Clarke holds the Colonels' record for games managed (402), managerial wins (180), and managerial losses (212). Mike Walsh, who managed the team in 1884, has the highest winning percentage of any Colonels' manager, at .630. The only other two managers who had winning percentages over .500 for the Colonels are Mack and Joe Gerhardt, who managed the team in 1883. The only Colonels' manager who served more than one term was Mordecai Davidson, who served two terms during the 1888 season while he was also the team's owner. Davidson replaced John Kelly for three games before being replaced by John Kerins. After Kerins managed the Colonels for seven games, Davidson took over again for the final 90 games of the season. Davidson's total managerial record with the Colonels was 93 games managed with 35 wins and 54 losses, for a winning percentage of .393.

== Table key ==

| # | A running total of the number of Colonels managers.

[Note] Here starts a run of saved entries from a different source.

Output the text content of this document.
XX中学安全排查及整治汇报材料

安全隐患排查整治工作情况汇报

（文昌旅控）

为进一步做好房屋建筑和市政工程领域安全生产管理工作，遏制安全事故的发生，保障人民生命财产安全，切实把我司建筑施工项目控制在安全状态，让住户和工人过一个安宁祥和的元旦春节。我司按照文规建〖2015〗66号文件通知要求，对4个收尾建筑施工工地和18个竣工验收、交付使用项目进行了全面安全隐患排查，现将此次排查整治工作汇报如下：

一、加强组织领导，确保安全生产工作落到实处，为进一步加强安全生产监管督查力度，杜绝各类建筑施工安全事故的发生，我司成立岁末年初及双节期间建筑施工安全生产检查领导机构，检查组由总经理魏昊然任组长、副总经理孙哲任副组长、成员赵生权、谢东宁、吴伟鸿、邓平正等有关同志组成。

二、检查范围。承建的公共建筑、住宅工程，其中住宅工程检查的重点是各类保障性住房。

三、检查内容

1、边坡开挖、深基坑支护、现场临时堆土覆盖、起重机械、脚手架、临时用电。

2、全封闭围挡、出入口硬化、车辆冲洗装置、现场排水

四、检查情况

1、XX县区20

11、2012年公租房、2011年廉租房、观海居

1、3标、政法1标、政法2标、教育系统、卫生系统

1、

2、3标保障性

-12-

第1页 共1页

Any manager who has two or more separate terms is counted only once. |
| G | Number of regular season games managed; may not equal sum of wins and losses due to tie games |
| W | Number of regular season wins in games managed |
| L | Number of regular season losses in games managed |
| WPct | Winning percentage: number of wins divided by number of games managed |
| PA | Playoff appearances: number of years this manager has led the franchise to the playoffs |
| PW | Playoff wins: number of wins this manager has accrued in the playoffs |
| PL | Playoff losses: number of losses this manager has accrued in the playoffs |
| LC | League Championships: number of League Championships, or pennants, achieved by the manager |
| WS | World Series: number of World Series victories achieved by the manager |
| † | Elected to the National Baseball Hall of Fame |

== Managers ==

| #^{[b]} | Image | Manager | Seasons | G | W | L | WPct | PA | PW | PL | LC | WS | Ref |
|---|---|---|---|---|---|---|---|---|---|---|---|---|---|
| 1 |  | Denny Mack | 1882 | 80 | 42 | 38 | .525 | — | — | — | — | — |  |
| 2 |  | Joe Gerhardt | 1883 | 98 | 52 | 45 | .536 | — | — | — | — | — |  |
| 3 |  | Mike Walsh | 1884 | 110 | 68 | 40 | .630 | — | — | — | — | — |  |
| 4 |  | Jim Hart | 1885–1886 | 250 | 119 | 129 | .480 | — | — | — | — | — |  |
| 5 |  | John Kelly | 1887–1888 | 178 | 86 | 89 | .491 | — | — | — | — | — |  |
| 6 |  | Mordecai Davidson | 1888 | 3 | 1 | 2 | .333 | — | — | — | — | — |  |
| 7 |  | John Kerins | 1888 | 7 | 3 | 4 | .429 | — | — | — | — | — |  |
| — |  | Mordecai Davidson | 1888 | 90 | 34 | 52 | .395 | — | — | — | — | — |  |
| 8 |  | Dude Esterbrook | 1889 | 10 | 2 | 8 | .200 | — | — | — | — | — |  |
| 9 |  | Jimmy Wolf | 1889 | 65 | 14 | 51 | .215 | — | — | — | — | — |  |
| 10 |  | Dan Shannon | 1889 | 58 | 10 | 46 | .179 | — | — | — | — | — |  |
| 11 |  | Jack Chapman | 1889–1892 | 336 | 164 | 166 | .497 | 1 | 3 | 3 | 1 | 0^{[a]} |  |
| 12 |  | Fred Pfeffer | 1892 | 100 | 42 | 56 | .429 | — | — | — | — | — |  |
| 13 |  | Billy Barnie | 1893–1894 | 257 | 86 | 169 | .337 | — | — | — | — | — |  |
| 14 |  | John McCloskey | 1895–1896 | 152 | 37 | 113 | .247 | — | — | — | — | — |  |
| 15 |  | Bill McGunnigle | 1896 | 115 | 36 | 76 | .321 | — | — | — | — | — |  |
| 16 |  | Jim Rogers | 1897 | 44 | 17 | 24 | .415 | — | — | — | — | — |  |
| 17 |  | Fred Clarke^{†} | 1897–1899 | 402 | 180 | 212 | .459 | — | — | — | — | — |  |
| Totals |  | 17 managers | 18 seasons | 2,355 | 993 | 1,320 | .429 | 1 | 3 | 3 | 1 | 0 |  |

== Footnotes ==
- Although the Colonels played in the tournament called the World Series in 1890, the 19th-century World Series was a different event from the current World Series, which began in 1903. The 19th-century World Series was considered an exhibition contest between the champion of the National League and the champion of the American Association. The Colonels tied the Brooklyn Bridegrooms in the 1890 World Series.